De beleidsdoelen van het beleid uit deze nota zijn:

  • 1. het verbeteren van de internationale bereikbaarheid;
  • 2. het verbeteren van de interne en onderlinge bereikbaarheid van de nationale stedelijke netwerken en economische kerngebieden;
  • 3. een goed functionerend systeem voor het vervoer van personen en goederen als essentiële voorwaarde voor economische ontwikkeling;
  • 4. het inzetten op proces- en technologie-innovatie ter realisering van de beleidsdoelen.
3.2.4 Nota Anders omgaan met water, Waterbeleid 21e eeuw

Met de nota Anders omgaan met water, Waterbeleid in de 21e eeuw wil het Rijk een ander waterbeleid realiseren.
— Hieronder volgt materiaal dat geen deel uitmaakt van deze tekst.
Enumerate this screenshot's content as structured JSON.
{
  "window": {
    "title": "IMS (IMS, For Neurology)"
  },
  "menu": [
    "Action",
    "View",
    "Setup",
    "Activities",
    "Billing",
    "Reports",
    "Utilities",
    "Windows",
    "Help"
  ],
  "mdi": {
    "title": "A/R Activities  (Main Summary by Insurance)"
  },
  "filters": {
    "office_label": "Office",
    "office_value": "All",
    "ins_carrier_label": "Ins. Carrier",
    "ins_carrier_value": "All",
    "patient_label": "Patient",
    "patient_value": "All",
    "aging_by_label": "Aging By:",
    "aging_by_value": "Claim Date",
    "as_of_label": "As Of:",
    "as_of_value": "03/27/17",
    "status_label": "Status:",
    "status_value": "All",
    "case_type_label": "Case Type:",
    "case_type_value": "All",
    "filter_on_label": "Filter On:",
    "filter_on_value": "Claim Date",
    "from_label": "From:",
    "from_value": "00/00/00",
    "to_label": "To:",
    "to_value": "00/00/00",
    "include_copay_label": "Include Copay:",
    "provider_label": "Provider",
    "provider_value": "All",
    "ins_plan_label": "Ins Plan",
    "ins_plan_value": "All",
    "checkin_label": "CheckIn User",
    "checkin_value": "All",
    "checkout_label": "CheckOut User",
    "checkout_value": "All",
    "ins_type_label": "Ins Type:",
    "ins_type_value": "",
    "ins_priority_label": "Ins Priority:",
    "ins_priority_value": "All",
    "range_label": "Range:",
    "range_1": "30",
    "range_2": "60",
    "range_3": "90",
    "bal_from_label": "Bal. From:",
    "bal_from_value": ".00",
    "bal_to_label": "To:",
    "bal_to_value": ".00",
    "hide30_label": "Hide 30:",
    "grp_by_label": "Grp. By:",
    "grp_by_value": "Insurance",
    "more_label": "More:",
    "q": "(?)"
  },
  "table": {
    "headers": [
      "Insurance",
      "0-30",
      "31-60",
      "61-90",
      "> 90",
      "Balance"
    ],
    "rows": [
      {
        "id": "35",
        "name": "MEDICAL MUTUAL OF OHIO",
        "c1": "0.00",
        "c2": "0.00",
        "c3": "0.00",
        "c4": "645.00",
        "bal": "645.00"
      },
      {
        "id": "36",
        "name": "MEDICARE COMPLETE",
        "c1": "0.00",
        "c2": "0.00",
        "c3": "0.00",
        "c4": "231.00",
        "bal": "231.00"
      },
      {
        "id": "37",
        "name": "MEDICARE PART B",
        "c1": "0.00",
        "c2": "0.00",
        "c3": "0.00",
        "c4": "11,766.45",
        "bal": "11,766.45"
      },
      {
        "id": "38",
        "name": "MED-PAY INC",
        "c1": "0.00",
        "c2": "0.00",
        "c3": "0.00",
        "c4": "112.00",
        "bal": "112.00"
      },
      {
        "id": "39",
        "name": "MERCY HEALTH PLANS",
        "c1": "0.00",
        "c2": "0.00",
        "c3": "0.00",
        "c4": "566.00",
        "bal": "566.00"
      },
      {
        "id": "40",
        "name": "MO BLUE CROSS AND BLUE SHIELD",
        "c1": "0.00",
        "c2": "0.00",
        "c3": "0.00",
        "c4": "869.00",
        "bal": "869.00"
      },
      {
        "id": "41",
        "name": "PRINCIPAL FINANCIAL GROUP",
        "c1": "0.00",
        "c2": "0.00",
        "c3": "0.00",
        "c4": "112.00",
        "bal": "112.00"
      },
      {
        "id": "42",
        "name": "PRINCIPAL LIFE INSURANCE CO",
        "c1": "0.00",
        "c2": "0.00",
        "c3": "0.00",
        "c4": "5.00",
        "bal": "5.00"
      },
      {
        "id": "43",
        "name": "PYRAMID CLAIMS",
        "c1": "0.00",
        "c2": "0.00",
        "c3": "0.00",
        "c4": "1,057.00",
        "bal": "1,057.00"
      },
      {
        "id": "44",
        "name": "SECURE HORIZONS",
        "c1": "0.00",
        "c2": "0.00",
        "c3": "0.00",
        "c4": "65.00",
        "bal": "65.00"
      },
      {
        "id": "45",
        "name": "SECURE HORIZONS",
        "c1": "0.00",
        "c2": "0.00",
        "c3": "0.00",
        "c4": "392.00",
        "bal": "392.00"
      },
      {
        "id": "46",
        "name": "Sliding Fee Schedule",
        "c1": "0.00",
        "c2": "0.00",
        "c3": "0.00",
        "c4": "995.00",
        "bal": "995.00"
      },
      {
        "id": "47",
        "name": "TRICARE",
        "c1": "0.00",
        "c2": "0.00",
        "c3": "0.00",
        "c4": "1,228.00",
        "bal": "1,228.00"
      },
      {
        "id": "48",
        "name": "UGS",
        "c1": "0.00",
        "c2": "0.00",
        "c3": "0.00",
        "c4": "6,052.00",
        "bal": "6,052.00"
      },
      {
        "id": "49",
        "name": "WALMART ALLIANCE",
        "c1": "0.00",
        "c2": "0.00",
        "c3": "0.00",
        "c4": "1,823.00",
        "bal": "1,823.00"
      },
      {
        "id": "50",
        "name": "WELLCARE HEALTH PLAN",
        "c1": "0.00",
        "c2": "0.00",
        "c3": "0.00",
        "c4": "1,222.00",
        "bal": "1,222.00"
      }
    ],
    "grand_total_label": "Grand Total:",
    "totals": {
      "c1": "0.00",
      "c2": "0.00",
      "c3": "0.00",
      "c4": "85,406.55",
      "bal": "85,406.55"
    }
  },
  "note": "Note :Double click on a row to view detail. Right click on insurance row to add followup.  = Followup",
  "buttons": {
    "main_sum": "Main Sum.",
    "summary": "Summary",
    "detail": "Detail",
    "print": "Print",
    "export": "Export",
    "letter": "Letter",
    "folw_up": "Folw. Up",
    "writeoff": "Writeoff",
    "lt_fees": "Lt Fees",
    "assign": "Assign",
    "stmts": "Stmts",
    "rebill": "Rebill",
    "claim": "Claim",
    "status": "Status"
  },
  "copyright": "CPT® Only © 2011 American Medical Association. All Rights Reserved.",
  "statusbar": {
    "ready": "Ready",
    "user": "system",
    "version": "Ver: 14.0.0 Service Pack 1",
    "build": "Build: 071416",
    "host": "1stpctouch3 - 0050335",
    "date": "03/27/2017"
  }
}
Er moet worden geanticipeerd op een stijgende zeespiegel, een stijgende rivierafvoer, bodemdaling en een toename van de neerslag. Nieuwe ruimtelijke besluiten mogen de problematiek van veiligheid en wateroverlast niet ongemerkt vergroten. Bij nieuwe ruimtelijke besluiten moeten de gevolgen voor veiligheid en wateroverlast expliciet in beeld worden gebracht. De nota geeft twee drietrapsstrategieën als uitgangspunten. Voor waterkwantiteit bestaat die uit de trits vasthouden, bergen en afvoeren. Voor waterkwaliteit is die trits schoonhouden, scheiden en zuiveren. Deze strategieën vertalen zich voor het stedelijk gebied in aandachtspunten als: meer ruimte voor water, relatie tussen het stedelijk water en het water in het omliggende gebied, vergroting van het waterbergend vermogen met name in de stadsranden, verbetering van de waterkwaliteit, vergroting van de belevingswaarde van water, en kansen voor natuur en recreatie in en rondom stedelijk water.

3.2.5 Conclusie Rijksbeleid

Met het voorliggende bestemmingsplan wordt voldaan aan de doelen en uitgangspunten zoals omschreven in het rijksbeleid.